Cable TV tariff rise boomerangs as subscriptions fall

An increase in cable television tariffs last February has been blamed for a fall in subscriptions and in the average revenue per subscriber, according to the first annual report of the Malta Communications Authority, just published. Tariffs increased...

An increase in cable television tariffs last February has been blamed for a fall in subscriptions and in the average revenue per subscriber, according to the first annual report of the Malta Communications Authority, just published.

Tariffs increased by 4.86 per cent in February 2002 and subscriptions fell by 1.3 per cent in the second quarter of the year. The authority said that the increase may have been the principle cause of the fall in subscriptions. Subscribtions had previously been rising on an annual rate of over five per cent.

Notwithstanding the increase in prices, the average revenue per subscriber fell by 0.83 per cent between June 2001 and the same month in 2002 as a number of subscribers downgraded from the premium service to basic, the report says.

(Later this year Melita Cable submitted another request to raise its charges but the MCA turned it down, arguing that it was not justified on a cost basis.
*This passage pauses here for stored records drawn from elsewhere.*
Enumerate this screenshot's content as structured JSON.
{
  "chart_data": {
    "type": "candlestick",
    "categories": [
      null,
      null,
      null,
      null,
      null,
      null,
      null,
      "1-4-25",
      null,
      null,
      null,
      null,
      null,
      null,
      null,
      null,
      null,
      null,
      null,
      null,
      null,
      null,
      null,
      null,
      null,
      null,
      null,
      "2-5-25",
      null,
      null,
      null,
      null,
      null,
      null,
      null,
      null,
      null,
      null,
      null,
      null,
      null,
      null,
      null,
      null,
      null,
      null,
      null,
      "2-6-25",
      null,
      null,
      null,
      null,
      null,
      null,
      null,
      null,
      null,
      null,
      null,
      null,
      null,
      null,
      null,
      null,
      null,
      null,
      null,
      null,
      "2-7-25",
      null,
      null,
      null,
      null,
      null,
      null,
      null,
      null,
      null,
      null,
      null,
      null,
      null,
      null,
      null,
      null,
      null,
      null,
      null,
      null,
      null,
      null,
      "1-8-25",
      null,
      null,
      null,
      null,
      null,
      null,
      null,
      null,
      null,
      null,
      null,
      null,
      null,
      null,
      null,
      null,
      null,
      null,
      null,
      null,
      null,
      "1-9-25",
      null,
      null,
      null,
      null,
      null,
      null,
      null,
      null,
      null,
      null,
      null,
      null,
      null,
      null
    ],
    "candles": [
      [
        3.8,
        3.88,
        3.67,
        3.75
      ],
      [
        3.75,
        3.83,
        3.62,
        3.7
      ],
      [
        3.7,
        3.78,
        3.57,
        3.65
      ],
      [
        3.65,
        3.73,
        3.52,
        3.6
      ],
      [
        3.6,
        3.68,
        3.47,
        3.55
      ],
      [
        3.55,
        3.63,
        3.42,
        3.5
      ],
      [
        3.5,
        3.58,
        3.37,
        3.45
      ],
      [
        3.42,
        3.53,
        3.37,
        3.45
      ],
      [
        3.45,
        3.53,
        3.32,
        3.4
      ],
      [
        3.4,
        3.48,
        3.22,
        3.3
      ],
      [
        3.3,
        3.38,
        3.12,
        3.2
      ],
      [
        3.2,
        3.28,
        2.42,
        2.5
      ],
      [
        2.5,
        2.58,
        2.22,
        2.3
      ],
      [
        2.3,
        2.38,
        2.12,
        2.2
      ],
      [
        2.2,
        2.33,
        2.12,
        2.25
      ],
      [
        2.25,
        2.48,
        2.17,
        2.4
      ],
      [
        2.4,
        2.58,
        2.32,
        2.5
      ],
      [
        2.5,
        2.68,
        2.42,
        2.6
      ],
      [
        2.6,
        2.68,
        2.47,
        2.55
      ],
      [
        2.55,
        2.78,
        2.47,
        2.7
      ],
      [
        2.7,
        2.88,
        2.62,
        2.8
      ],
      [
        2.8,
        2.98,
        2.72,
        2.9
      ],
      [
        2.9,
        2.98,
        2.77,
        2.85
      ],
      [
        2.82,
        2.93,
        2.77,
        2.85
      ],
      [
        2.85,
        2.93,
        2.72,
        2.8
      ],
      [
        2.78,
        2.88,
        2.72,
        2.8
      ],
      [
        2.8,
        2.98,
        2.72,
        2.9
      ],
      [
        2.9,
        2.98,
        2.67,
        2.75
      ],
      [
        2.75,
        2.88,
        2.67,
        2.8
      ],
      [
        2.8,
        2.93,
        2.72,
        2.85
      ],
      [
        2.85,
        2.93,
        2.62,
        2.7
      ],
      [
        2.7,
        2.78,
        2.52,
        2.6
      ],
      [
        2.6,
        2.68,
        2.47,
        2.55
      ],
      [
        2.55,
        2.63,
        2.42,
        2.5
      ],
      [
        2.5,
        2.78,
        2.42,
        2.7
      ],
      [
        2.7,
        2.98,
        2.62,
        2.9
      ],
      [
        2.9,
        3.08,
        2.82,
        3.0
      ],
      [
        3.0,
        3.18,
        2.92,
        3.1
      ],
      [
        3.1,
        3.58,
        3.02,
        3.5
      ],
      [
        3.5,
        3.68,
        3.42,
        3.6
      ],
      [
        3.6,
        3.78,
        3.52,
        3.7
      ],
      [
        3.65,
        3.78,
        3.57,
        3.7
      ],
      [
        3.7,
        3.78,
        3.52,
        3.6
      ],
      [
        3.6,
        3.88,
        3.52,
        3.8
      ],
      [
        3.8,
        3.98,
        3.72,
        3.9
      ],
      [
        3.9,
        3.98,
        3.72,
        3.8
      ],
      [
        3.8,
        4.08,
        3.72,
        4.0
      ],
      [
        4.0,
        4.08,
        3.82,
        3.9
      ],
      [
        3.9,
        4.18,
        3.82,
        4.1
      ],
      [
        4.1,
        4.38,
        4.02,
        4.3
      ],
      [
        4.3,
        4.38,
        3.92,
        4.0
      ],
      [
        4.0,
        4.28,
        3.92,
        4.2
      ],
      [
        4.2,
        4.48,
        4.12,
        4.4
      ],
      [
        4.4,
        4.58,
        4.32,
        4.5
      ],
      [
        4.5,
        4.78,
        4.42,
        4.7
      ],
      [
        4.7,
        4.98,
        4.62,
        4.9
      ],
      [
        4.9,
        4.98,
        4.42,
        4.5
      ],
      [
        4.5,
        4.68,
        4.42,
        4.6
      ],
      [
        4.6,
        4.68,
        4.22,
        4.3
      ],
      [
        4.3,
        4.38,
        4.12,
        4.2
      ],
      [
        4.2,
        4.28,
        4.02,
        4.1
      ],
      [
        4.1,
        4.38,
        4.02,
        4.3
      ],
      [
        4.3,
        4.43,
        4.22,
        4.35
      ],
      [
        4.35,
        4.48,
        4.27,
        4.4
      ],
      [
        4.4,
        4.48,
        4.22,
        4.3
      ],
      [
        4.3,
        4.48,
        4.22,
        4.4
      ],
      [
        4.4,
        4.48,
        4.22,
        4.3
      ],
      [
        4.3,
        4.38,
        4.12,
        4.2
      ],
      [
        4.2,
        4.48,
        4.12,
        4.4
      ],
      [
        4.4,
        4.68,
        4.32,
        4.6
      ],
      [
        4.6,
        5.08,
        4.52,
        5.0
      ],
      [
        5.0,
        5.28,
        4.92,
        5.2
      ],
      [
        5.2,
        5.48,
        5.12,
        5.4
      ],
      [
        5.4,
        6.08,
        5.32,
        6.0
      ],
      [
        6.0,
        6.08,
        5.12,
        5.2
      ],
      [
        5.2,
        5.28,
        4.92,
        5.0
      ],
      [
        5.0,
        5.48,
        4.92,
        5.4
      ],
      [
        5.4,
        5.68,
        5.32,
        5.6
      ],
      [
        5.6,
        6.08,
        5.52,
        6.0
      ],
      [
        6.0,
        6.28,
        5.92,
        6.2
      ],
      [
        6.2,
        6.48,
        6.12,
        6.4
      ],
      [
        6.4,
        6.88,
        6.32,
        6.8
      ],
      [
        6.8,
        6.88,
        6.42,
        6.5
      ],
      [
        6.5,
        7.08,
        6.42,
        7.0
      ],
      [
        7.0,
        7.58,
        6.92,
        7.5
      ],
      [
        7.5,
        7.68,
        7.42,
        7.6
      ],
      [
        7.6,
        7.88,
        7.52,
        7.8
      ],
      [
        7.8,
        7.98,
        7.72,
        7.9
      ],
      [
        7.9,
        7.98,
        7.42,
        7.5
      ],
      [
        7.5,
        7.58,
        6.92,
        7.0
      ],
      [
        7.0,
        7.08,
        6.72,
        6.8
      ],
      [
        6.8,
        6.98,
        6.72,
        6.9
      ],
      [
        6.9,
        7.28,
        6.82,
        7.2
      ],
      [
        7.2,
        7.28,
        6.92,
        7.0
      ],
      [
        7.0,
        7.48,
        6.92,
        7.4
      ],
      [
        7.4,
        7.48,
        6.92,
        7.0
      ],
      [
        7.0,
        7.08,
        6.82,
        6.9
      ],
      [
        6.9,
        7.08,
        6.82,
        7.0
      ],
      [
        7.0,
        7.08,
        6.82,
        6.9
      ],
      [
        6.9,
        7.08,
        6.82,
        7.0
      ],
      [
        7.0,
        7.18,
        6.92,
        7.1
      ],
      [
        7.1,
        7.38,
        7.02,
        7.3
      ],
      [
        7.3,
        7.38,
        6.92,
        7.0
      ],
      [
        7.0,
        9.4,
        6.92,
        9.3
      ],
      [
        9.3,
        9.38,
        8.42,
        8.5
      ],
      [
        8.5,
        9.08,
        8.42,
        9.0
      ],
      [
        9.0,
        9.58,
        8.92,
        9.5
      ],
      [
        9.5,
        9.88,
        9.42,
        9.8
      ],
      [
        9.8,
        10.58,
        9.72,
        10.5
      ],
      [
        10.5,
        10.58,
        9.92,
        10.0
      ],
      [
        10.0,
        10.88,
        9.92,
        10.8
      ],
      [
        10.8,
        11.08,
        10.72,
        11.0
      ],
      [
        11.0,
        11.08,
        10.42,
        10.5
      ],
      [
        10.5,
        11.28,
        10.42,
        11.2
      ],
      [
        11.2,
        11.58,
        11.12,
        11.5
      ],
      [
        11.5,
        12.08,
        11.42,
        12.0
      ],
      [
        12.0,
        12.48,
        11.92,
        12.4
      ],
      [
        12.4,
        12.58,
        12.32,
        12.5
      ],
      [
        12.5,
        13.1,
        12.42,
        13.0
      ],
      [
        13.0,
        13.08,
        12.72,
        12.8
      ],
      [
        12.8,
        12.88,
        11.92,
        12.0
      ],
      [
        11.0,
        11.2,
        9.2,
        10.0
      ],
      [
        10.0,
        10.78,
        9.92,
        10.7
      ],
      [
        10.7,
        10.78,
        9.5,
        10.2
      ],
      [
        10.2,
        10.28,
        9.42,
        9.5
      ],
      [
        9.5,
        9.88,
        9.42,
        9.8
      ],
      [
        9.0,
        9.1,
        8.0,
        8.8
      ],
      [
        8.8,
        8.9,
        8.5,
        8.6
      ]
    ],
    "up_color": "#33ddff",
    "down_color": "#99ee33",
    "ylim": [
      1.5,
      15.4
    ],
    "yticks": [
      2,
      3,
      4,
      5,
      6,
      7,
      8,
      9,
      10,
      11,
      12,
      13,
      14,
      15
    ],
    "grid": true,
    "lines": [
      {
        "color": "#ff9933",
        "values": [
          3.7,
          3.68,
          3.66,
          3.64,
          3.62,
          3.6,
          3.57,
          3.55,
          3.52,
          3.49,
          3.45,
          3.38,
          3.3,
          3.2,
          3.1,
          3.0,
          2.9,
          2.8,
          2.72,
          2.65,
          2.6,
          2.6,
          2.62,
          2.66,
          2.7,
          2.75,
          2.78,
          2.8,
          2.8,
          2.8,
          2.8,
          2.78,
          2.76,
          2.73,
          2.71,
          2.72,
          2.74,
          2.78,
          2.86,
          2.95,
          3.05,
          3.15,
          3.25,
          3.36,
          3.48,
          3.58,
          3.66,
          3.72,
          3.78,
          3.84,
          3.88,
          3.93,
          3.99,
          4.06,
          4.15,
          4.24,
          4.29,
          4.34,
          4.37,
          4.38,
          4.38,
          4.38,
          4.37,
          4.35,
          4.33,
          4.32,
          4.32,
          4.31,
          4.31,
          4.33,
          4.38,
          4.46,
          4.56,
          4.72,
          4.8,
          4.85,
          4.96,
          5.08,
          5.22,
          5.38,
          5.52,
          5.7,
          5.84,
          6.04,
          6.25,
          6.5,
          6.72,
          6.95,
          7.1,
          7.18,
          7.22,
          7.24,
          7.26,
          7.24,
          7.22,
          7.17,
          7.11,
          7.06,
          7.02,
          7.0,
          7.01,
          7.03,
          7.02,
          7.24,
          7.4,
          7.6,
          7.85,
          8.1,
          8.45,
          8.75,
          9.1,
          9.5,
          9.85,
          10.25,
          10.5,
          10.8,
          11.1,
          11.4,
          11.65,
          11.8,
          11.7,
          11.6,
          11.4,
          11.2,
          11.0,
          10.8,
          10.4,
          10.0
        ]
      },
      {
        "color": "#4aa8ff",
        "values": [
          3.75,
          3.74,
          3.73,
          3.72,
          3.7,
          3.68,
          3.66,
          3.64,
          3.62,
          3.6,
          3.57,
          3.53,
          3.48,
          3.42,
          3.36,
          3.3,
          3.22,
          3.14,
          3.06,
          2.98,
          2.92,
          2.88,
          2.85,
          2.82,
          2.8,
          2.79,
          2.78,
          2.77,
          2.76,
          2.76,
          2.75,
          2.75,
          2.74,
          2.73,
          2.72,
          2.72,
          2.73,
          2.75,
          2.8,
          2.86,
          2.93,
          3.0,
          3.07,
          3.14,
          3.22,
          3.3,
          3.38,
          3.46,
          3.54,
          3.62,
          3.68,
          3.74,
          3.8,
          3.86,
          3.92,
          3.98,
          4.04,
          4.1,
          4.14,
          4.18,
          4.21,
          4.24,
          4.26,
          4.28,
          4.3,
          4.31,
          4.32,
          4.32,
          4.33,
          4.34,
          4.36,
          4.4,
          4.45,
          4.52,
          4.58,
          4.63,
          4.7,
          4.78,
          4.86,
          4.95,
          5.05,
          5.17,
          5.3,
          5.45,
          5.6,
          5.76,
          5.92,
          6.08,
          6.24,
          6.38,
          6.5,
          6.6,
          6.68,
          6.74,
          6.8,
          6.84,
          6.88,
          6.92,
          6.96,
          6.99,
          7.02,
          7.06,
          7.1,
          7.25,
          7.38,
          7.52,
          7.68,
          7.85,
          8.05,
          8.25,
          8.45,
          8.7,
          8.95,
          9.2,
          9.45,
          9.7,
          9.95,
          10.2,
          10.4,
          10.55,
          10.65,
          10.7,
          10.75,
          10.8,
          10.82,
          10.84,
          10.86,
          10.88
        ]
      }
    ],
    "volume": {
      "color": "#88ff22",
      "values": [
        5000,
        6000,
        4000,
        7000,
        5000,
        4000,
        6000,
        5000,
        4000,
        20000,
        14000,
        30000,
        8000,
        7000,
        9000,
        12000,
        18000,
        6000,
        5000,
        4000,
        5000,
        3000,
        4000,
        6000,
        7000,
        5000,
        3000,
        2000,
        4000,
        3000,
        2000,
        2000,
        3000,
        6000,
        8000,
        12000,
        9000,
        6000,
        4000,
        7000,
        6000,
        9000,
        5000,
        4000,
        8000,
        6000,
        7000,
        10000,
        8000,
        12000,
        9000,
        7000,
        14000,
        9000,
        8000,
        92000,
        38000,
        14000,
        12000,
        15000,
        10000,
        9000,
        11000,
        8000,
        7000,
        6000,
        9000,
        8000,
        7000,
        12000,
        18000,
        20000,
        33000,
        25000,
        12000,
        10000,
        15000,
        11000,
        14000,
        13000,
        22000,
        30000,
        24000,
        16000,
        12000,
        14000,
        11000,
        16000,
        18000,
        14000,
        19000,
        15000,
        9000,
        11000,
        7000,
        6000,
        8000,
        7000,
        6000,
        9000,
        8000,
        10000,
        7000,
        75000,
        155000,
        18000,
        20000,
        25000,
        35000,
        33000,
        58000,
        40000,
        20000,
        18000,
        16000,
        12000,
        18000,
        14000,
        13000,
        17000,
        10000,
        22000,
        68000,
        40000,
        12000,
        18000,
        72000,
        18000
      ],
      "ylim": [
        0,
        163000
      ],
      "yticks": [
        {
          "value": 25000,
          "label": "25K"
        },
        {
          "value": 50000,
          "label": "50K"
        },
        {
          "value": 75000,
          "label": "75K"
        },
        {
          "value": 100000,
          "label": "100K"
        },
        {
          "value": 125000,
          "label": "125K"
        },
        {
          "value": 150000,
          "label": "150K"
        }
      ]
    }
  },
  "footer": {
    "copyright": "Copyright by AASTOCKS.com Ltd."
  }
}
The biggest proposed increase would have been for the reception and entry rates).

The report says the percentage of households served by the cable TV network at the end of 2001 was 71 per cent, compared to 60 per cent in Sweden, 65 per cent in Denmark and 70 per cent in Germany.

The MCA said one of the key tenets of a competitive environment was the principle of access. "Open access" it explained, was a term usually used in relation to cable TV networks that have been upgraded to two-way systems in order to support data services and/or cable telephony provided by multiple operators.

The authority said that over the past year it had set up a project group jointly with Melita Cable to investigate possible approaches to open access from the technical, logistical and regulatory standpoints. Should Melita Cable be deemed to have a dominant market position in the data transport sector, it would be expected to offer access to its network to other service providers at cost-based rates.

"However, achieving this is subject to being able to overcome significant technical and operational hurdles."

The cable TV sector was liberalised in June 2001. Subsequently Techinvest Ltd lodged an application for a licence to operate cable and data services in Malta.

The MCA said it encouraged new commercial initiatives in the telecommunications sector and it was seeking to establish a regulatory framework that facilitated new applications within the parameters established by the law.

Elsewhere in its report the MCA discusses fixed and mobile telephony.

It said the fixed telephony sector was characterised by relatively high rates for international calls, but local call prices compared well with those charged in the EU.

"The implications are that the fixed telephony sector needs to improve on quality and price, with resultant beneficial fallout on the rest of the economy."

Once Maltacom's monopoly of the international gateway came to an end at the end of this year, other operators would be in a position to establish and maintain telecommunications systems between Malta and other countries, it said.

"An additional gateway is a critical milestone in the opening up of the telecommunications sector. It will afford critical redundancy in the event of a breakdown in the existing single link. It creates the impetus for the generation of further competition in the market, which will in turn provide customers with better quality of service, choice and value for money. Moreover, having the requisite resilience in the international link renders Malta a more attractive inwards investment destination."